Isolating containers on same network? (rootful userns=auto)

[Lombra]

Hi,

I have a reverse proxy situation going on, and I would like to allow traffic only from the proxy container and to the Internet. I don't want to create a separate network for every single container. This might be referred to as layer 2 isolation in other contexts. I can find no information on this. (except possibly using pasta?) Is this fundamentally incompatible with how container networking works, or is just no one doing this?

[Luap99]

No, the recommend way is to have one network per service (make sure you set the isolate=strict option) and then reverse proxy is connected to all the networks.

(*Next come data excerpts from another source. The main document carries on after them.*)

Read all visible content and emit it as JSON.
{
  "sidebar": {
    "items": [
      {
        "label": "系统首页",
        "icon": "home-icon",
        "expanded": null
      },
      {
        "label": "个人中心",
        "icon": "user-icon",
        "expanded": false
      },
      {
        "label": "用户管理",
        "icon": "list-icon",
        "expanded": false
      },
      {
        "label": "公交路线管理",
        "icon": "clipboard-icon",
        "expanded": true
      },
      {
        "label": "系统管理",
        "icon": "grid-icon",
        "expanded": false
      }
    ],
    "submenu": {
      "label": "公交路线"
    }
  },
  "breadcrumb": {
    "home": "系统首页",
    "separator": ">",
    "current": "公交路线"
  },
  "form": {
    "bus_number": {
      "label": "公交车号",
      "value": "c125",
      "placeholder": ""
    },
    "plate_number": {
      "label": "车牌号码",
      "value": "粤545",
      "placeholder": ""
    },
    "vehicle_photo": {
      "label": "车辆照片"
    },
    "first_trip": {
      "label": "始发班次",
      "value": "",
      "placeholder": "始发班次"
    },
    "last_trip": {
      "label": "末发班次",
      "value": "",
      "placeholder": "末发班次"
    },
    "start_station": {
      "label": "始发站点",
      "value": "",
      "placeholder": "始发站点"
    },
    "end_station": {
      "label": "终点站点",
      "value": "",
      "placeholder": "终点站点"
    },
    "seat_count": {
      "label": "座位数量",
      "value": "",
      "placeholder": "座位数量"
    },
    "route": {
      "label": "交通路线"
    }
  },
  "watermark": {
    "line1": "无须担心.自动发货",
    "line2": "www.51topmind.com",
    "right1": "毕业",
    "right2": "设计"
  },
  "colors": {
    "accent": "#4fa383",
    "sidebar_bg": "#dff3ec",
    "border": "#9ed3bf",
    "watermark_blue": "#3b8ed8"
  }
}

There is containers/netavark#1009 for isolation on the network but then you could also no longer talk to the reverse proxy container as it is a all or nothing.

[Lombra]

I see. As far as I can tell, I could make that work by placing the reverse proxy in a different network, which I can live with, but container DNS lookups does not work across networks, unless I've done something wrong. Is there anything I can do about that?

[Luap99]

yeah that is by design, no way around it, the whole thing is really setup for the multiple network use case

[Lombra]

Got it. Since I'm already using custom systemd generators, is there any hack I can resort to? Say, generate a static hosts file and feed that to the reverse proxy container or something? Edit: Actually, that seems a little tricky. Getting it to use the other network's DNS resolver? Doesn't seem to work.

Alternatively, if I were to go the recommended route, is there no way to automatically create networks? (for quadlet containers) Just seems like a lot of administrative overhead.

[Lombra]

I think it should work if I just isolate everything except the proxy container. Isolation appears in effect only between isolated containers. A non isolated container can still reach isolated containers, and vice versa, which is fine.

I would need to know which bridge port belongs to the proxy container, though.